Hikâyemiz suç örgütlerinin hasılatlarını geçici süre ile saklamak için kullandığı ve paranın oraya “bırakılmasından” dolayı “The Drop” diye tanımlanan barlardan birinin etrafında dönüyor. Barın eski sahibi olan ve hâlâ öyle görünse de aslında barı bir Çeçen mafyasına çoktan kaptırmış olan bir adam (Gandolfini), onun yanında barmen olarak çalışan kuzeni (Hardy) ve bu barmenin dövülüp çöpe atılmış bir köpek aracılığı ile tanıştığı bir kadın (Noomi Rapace), Gandolfini’nin karakterinin çevirdiği dolaplar ve kadının eski sevgilisi yüzünden karışan işler… Filmin hikâyesi bunlar üzerinden ilerlerken sürprizine rağmen seyirci yeterince şaşırtamıyor ve bu bağlamda beklentilerin altını tam olarak dolduramıyor gibi. Hardy’nin barmen karakterininin gizemli bir yanı olduğunu devamlı olarak hissettiriyor film ama bu sürprizinin sertliğini etkilemiyor neyse ki. Dolayısı ile sorun, hikâyenin tahmin ediliebilir sularda gelişmesi temel olarak. Bu kusuruna rağmen, yönetmen Roskam kattıkları ile filmi seyri keyifli ve hissettirdiği kadar olmasa da derinlikli kılmayı başarmış görünüyor. Bunun temel kaynağı da filmin ana akım sinema kalıpları içinde ilerlemesine rağmen, yönetmenin bir bağımsız film havası yaratmayı başarmış olması. Aksiyonlarda veya suç sahnelerinde çok yeni bir şey görmüyoruz belki ama film bir şekilde anlattığından daha fazlasını ima eder gibi görünmeyi becermiş ki bu da hayli önemli bir başarı olsa gerek.
Filmin sahip olduğu “hüzün” havası da onu onca örneğini gördüğümüz aksiyonlardan farklı bir yere koymaya yardımcı oluyor açıkçası. Üç ana karakterinin de üzerinde asılı duran bir hava bu ve karakterleri seyirci için ilginç kılıyor. Barmen rolündeki Tom Hardy’nin dört dörtlük oyununun da desteklediği bir hava bu; Hardy konuşma biçiminden bakışlarına ve vücut diline (özellikle de yürüme biçimine) yansıttığı bir şekilde karakteri üzerine giymiş görünüyor ve filmin kusursuz denebilecek öğelerinden birini oluşturuyor kesinlikle.
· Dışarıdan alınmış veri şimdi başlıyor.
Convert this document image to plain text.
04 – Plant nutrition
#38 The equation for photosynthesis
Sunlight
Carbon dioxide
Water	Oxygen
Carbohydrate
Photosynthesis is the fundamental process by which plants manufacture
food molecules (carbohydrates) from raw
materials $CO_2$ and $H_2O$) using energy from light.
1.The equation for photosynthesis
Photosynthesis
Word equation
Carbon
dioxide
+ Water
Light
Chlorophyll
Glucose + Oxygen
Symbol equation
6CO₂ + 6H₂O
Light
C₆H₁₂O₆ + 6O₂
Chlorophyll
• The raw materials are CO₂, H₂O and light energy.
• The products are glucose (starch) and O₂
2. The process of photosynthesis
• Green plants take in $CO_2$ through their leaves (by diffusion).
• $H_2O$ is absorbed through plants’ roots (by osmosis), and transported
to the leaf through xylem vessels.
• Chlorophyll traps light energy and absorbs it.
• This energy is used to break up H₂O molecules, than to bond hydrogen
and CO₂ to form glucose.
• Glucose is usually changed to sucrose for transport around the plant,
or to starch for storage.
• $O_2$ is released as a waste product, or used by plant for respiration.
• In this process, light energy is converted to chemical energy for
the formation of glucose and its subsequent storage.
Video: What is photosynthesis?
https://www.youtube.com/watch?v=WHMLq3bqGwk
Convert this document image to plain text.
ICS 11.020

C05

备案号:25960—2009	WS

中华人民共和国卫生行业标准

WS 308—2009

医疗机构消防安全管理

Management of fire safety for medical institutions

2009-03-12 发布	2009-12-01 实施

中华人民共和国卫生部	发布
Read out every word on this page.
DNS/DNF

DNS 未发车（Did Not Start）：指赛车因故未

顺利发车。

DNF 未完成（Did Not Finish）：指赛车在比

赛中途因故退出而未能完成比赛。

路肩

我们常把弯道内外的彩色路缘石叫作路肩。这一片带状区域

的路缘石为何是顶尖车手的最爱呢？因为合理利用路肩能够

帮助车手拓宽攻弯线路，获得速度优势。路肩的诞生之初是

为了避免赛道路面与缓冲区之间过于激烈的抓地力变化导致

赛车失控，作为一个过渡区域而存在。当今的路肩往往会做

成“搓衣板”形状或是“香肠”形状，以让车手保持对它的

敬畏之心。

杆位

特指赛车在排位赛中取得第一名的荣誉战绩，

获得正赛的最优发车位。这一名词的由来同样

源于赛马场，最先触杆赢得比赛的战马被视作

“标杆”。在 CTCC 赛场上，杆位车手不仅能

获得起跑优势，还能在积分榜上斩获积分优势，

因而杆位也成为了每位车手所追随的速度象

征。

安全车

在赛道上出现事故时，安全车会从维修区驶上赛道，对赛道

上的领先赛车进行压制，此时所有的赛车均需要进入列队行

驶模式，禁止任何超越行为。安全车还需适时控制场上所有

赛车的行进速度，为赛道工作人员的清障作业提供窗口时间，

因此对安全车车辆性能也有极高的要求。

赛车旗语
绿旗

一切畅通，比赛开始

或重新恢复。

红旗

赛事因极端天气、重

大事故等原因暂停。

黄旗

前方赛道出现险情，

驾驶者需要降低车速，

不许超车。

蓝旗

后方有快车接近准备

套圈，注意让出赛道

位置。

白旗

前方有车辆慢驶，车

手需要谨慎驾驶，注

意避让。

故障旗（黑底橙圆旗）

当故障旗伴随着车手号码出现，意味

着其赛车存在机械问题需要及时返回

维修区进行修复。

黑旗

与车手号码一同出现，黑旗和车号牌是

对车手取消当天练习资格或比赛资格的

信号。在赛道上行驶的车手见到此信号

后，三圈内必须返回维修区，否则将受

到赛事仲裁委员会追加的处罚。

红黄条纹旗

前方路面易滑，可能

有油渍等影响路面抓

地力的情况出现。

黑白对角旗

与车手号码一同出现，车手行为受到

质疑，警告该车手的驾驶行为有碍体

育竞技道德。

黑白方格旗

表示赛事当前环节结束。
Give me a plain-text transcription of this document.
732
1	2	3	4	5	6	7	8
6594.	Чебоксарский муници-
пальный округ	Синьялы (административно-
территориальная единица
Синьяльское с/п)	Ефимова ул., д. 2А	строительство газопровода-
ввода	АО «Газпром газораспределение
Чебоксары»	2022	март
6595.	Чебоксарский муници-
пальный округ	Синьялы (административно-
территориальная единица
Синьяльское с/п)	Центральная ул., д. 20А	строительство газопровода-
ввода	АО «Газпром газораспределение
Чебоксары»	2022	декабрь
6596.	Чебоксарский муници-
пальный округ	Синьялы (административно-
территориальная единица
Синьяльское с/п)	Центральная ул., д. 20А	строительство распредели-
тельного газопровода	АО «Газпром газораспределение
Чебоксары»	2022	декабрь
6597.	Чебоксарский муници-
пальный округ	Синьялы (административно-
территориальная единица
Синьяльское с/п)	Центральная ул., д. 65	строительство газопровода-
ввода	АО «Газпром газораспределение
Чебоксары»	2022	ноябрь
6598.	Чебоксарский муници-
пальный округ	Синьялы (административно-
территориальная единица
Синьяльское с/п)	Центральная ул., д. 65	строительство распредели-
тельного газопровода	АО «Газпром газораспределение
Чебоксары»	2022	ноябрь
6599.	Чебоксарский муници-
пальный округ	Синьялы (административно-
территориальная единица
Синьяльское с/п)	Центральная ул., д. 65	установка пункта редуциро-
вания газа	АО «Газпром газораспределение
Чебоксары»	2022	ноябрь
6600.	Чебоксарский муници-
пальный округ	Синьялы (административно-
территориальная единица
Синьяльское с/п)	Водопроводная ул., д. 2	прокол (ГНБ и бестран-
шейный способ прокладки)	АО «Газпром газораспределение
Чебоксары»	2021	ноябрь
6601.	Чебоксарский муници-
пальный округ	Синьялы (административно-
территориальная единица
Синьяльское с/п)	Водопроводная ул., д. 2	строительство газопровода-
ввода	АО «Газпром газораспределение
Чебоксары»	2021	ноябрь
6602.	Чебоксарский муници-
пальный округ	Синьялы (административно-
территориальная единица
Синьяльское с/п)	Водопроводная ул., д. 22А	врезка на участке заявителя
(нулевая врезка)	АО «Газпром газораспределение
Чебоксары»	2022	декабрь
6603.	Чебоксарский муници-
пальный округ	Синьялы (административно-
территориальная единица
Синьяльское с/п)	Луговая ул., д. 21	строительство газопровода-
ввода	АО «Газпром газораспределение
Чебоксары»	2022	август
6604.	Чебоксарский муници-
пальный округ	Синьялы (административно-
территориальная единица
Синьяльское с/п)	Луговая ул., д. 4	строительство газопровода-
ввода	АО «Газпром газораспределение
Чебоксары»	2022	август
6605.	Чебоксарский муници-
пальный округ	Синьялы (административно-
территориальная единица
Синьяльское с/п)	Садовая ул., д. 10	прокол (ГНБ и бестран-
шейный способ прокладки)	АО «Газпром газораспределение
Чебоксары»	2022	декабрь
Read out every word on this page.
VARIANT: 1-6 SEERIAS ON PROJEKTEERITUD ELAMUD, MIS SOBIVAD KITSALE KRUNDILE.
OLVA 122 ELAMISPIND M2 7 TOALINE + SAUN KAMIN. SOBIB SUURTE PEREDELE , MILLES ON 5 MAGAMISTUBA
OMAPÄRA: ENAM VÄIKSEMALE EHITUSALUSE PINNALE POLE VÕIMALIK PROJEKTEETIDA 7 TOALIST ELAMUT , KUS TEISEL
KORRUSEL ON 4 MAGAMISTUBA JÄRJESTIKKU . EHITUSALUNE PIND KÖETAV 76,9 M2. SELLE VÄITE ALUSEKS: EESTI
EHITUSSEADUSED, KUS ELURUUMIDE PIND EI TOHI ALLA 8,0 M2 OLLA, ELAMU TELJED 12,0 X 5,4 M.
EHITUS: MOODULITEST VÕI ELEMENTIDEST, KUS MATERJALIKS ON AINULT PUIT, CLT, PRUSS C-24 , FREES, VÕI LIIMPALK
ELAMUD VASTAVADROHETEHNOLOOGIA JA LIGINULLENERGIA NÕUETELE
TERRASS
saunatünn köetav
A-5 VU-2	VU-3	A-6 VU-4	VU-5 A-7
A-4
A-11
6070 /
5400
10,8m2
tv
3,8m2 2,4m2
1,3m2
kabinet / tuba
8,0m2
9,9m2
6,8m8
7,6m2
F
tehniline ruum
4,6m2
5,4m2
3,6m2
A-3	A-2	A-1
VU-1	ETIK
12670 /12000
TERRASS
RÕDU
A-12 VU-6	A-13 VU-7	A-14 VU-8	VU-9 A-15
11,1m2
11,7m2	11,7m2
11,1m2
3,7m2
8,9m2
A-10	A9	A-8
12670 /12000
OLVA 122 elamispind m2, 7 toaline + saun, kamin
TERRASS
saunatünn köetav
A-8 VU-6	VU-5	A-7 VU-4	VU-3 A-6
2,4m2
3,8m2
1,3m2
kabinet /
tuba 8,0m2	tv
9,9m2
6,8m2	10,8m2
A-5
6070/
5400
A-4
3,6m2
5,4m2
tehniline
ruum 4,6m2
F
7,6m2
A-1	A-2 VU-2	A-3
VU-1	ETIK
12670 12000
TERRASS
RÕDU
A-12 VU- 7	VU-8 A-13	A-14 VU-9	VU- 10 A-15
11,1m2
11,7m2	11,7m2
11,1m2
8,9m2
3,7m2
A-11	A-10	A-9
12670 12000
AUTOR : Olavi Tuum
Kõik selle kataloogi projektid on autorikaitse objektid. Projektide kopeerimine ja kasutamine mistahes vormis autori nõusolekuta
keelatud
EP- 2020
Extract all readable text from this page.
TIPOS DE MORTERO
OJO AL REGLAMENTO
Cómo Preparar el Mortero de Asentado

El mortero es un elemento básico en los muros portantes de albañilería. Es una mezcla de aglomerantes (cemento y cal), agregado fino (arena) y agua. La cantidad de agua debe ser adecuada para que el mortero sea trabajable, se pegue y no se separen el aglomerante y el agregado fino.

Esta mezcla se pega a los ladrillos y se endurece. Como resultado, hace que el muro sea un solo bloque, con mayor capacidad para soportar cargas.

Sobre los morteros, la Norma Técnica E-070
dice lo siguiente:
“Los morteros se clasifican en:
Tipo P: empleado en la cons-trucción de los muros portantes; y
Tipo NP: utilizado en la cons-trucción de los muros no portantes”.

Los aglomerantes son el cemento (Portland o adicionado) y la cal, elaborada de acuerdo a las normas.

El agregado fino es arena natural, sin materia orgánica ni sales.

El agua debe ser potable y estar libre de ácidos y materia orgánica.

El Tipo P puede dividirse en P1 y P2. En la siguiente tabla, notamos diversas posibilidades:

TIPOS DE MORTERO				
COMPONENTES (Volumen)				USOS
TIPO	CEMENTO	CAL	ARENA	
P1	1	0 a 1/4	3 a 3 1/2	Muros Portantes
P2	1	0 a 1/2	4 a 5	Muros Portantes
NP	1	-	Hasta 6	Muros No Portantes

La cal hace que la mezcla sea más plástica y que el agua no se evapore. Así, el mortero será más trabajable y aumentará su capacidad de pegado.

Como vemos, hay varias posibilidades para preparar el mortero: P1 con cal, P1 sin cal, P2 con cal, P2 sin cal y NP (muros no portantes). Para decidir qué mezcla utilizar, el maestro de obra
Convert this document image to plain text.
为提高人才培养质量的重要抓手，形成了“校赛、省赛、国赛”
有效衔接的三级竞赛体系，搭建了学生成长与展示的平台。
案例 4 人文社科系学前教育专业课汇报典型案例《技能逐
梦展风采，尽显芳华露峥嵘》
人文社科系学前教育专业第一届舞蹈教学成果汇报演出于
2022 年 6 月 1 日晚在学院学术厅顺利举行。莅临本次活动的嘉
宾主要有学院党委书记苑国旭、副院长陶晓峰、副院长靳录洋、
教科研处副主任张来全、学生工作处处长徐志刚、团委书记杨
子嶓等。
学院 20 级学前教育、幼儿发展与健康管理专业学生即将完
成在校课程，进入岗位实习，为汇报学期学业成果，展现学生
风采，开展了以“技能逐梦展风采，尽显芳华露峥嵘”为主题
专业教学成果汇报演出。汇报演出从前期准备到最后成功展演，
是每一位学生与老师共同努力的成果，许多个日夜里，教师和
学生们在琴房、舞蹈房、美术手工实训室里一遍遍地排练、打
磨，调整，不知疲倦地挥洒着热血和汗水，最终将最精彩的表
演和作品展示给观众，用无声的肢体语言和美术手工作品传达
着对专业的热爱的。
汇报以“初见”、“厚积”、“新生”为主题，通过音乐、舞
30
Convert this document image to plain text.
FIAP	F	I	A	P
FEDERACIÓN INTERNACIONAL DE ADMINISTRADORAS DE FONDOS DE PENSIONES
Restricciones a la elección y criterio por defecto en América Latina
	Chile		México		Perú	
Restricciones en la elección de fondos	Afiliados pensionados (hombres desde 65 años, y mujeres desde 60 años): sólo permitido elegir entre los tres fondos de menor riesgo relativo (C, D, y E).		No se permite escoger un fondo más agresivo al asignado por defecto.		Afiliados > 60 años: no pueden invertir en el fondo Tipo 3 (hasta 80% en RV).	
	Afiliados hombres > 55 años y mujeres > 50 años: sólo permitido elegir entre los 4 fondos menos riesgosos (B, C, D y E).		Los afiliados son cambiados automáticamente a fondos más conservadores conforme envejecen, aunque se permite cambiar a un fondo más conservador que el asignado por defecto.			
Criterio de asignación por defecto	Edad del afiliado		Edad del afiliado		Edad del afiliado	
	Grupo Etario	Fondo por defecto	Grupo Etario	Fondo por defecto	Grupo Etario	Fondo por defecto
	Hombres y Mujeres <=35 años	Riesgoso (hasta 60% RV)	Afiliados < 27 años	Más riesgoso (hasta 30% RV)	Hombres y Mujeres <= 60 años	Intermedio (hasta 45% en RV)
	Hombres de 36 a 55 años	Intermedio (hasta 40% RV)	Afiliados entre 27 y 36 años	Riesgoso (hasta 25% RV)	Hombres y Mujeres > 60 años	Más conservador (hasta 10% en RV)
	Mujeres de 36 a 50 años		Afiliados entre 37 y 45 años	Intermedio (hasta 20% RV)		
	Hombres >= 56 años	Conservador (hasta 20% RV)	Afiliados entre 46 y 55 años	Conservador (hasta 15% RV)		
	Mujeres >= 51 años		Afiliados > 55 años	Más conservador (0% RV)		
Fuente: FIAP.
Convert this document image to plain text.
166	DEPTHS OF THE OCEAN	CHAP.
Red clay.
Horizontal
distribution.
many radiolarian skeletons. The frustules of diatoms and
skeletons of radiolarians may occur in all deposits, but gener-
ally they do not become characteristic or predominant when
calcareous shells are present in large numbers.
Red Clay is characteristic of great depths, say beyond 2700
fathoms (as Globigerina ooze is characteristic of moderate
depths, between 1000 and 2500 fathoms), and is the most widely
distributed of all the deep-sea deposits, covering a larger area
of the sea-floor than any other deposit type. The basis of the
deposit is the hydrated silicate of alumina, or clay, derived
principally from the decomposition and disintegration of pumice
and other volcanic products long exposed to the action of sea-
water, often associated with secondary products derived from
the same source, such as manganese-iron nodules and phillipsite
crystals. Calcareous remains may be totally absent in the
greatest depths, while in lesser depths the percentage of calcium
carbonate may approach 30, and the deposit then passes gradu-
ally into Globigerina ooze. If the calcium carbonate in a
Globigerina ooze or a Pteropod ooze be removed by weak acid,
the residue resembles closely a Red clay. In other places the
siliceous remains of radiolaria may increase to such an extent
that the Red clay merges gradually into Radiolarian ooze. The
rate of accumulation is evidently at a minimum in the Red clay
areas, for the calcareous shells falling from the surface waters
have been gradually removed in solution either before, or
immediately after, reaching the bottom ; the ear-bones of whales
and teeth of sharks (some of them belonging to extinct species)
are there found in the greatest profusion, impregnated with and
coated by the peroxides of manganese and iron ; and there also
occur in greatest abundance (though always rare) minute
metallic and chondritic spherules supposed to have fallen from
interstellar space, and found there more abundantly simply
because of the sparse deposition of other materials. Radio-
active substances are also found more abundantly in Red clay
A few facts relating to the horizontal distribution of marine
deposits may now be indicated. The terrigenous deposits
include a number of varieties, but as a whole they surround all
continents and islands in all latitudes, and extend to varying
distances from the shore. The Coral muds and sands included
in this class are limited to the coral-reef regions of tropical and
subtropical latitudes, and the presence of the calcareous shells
Gandolfini ise sıkıntılı karakterinin ruh halini çok iyi yanısıtıyor bize ve son filmini seyrediyor olmanın da artırdığı bir hüzün duygusu ile filme ciddi bir katkı sağlıyor bu büyük oyuncu. Görüntü yönetmeni Nicolas Karakatsanis’in çalışması hikâyeye ihtiyaç duyduğu karanlık atmosferi getirirken, Marco Beltrami ve Raf Keunen imzalı müzik çalışması da hüzün ve gerilim duygusunu besleyen tonları ile dikkat çekiyor.
Tom Hardy ve Noomi Rapace’ın ikili sahnelerindeki çekici uyumu ve birlikte yarattıkları hava, ve hikâyenin hüznünü destekleyen ve bir kayıp duygusu hissettiren sembolleri (kapanan kilise, kırık melek biblosu vs.) ile de önemli olan film gayet iyi kotarılmış olmasına rağmen aksiyon sahneleri ile değil bu aksiyonun parçası olan karakterlerinin analizine eğilmesi ile fark yaratmayı başarıyor ve görülmeyi hak ediyor kesinlikle.